10.Since it is thus established that the Hellenic Republic did not implement the relevant directives in time, the Court does not need to examine the Commission's complaint concerning the failure to inform it of such implementation.
10.That is self-explanatory in relation to Cases C-207/94 and C-225/94, where that complaint was raised only in the alternative. But it also applies to Case C-109/94, in which the Commission accused the Hellenic Republic of not implementing the directives in time and of not informing the Commission of the measures taken. If the measures necessary to implement a directive are not even taken, then neither, logically, can the Commission be informed of such measures. The finding that implementation has not taken place thus encompasses the further complaint that the Commission was not informed, without any need for a separate finding on that point.
11.I appreciate that, in two recent judgments in similar cases, the Court found that directives had not been implemented, but nevertheless dismissed the remainder of the Commission's claim. (7) However, for the reason just given, I do not consider that course of action appropriate. Moreover, those two judgments do not in any way constitute a settled line of authority. Although the Court referred in those judgments to its judgment of 18 May 1994 in Case C-303/93 Commission v Italy, (8) in a judgment in a similar case on 15 December 1994, (9) for example, it merely held that the defendant Member State had not implemented the directives in question. Neither in the judgment itself nor in the operative part did it specifically address the Commission's additional complaint that it had not been informed of the necessary implementing measures. That seems to me to be the correct approach.
C — Conclusion
12. In the light of the foregoing, I propose that the Court should give the following ruling:
1)(1) By failing to adopt within the prescribed time-limits the necessary laws, regulations and administrative provisions to comply fully with Directives 90/618/EEC, 88/357/EEC and 90/619/EEC, the Hellenic Republic has failed to fulfil its obligations under the EC Treaty.
2)(2) The Hellenic Republic is ordered to pay the costs.
*1) Original language: German.
(1) OJ 1990 L 330, p. 44.
(2) OJ 1988 L 172, p. 1.
(3) OJ 1990 L 330, p. 50.
(4) Council Directive 92/49/EEC of 18 June 1992 on the coordination of laws, regulations and administrative provisions relating to direct insurance other than life assurance and amending Directives 73/239/EEC and 88/357/EEC (OJ 1992 L 228, p. 1).

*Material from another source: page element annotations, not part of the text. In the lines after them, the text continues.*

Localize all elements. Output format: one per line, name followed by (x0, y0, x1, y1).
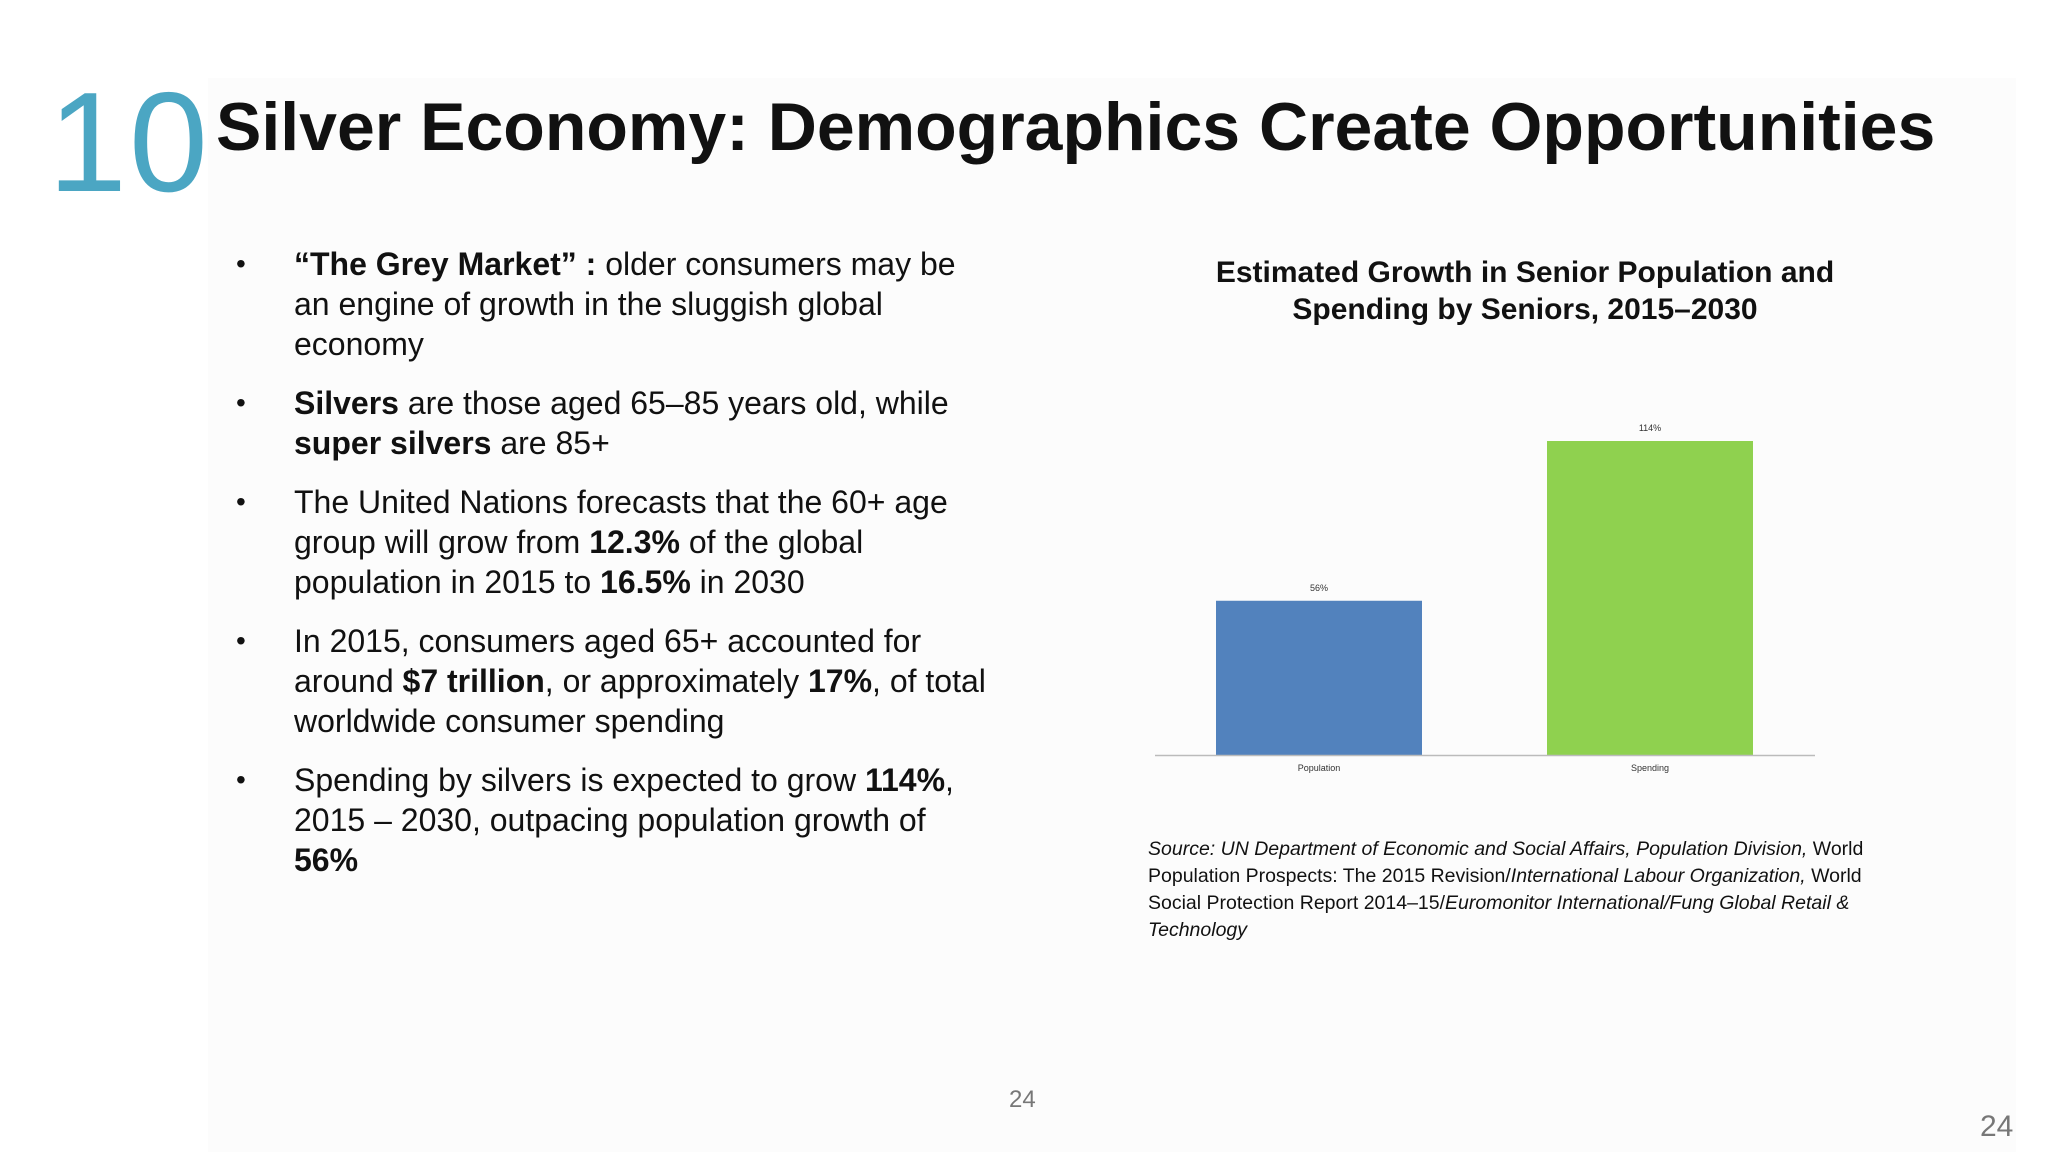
chart-title: Estimated Growth in Senior Population an… (1150, 254, 1900, 328)
source-note: Source: UN Department of Economic and So… (1148, 836, 1908, 944)
chart-title-line-1: Estimated Growth in Senior Population an… (1215, 256, 1835, 289)
bullet-item: In 2015, consumers aged 65+ accounted fo… (236, 621, 996, 741)
data-label: 114% (1639, 423, 1661, 433)
chart-title-line-2: Spending by Seniors, 2015–2030 (1292, 293, 1758, 326)
bullet-text: , or approximately (544, 663, 808, 699)
bullet-bold-text: 114% (864, 762, 946, 798)
bullet-text: older consumers may be an engine of grow… (294, 246, 956, 362)
bullet-bold-text: 12.3% (589, 524, 680, 560)
category-label: Spending (1631, 763, 1669, 773)
bullet-bold-text: 17% (808, 663, 873, 699)
bullet-bold-text: $7 trillion (402, 663, 545, 699)
page-number-corner: 24 (1980, 1110, 2014, 1143)
bullet-item: Spending by silvers is expected to grow … (236, 760, 996, 880)
source-text: International Labour Organization, (1510, 865, 1812, 887)
bullet-list: “The Grey Market” : older consumers may … (236, 244, 996, 899)
bullet-text: The United Nations forecasts that the 60… (294, 484, 948, 560)
data-label: 56% (1310, 583, 1328, 593)
bullet-item: Silvers are those aged 65–85 years old, … (236, 383, 996, 463)
bullet-bold-text: “The Grey Market” : (294, 246, 606, 282)
bullet-bold-text: super silvers (294, 425, 492, 461)
bullet-item: “The Grey Market” : older consumers may … (236, 244, 996, 364)
slide-title: Silver Economy: Demographics Create Oppo… (216, 89, 1936, 165)
bullet-text: in 2030 (690, 564, 805, 600)
bullet-text: are 85+ (491, 425, 610, 461)
source-text: World Population Prospects: The 2015 Rev… (1148, 838, 1864, 887)
bullet-text: Spending by silvers is expected to grow (294, 762, 865, 798)
source-text: World Social Protection Report 2014–15/ (1148, 865, 1862, 914)
bullet-text: In 2015, consumers aged 65+ accounted fo… (294, 623, 922, 699)
category-label: Population (1298, 763, 1341, 773)
bullet-text: are those aged 65–85 years old, while (398, 385, 949, 421)
bullet-text: of the global population in 2015 to (294, 524, 864, 600)
bullet-bold-text: 16.5% (600, 564, 691, 600)
bar-spending (1547, 441, 1753, 755)
bullet-text: , of total worldwide consumer spending (294, 663, 986, 739)
source-text: Euromonitor International/Fung Global Re… (1148, 892, 1850, 941)
bullet-bold-text: Silvers (294, 385, 399, 421)
source-text: Source: UN Department of Economic and So… (1148, 838, 1813, 860)
section-number: 10 (48, 63, 210, 222)
bullet-text: , 2015 – 2030, outpacing population grow… (294, 762, 954, 838)
bullet-bold-text: 56% (294, 842, 359, 878)
bullet-item: The United Nations forecasts that the 60… (236, 482, 996, 602)
bar-population (1216, 600, 1422, 755)
page-number-center: 24 (1009, 1086, 1036, 1113)
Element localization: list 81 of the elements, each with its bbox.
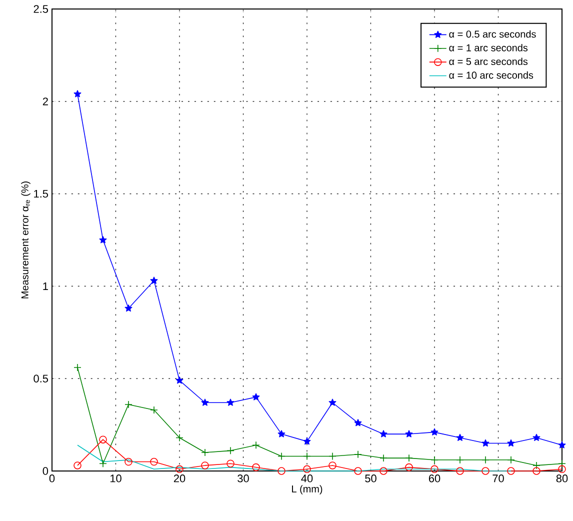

(5) Council Directive 92/96/EEC of 10 November 1992 on the coordination of laws, regulations and administrative provisions relating to direct life assurance and amending Directives 79/267/EEC and 90/619/EEC (OJ 1992 L 360, p. 1).
(6) Judgment in Case C-303/92 Commission v Netherlands [1993] ECR I-4739, paragraph 9.
(7) Judgments in Case C-365/93 Commission v Hellenic Republic [1995] ECR I-499, and Case C-147/94 Commission v Spain [1995] ECR I-1015. It is not possible to determine whether the Court took the same view in its judgment in Case C-348/93 Commission v Italy [1995] ECR I-673, since in that case part of the Commission's claim was dismissed in any event.
(8) [1994] ECR I-1901.
(9) Case C-94/94 Commission v Spain [1994] ECR I-5777. The same occurred in Case C-66/94 Commission v Belgium [1995] ECR I-149, in which the Commission had claimed that the Member State had not taken the measures necessary for implementation, ‘and/or’ had not notified them to the Commission.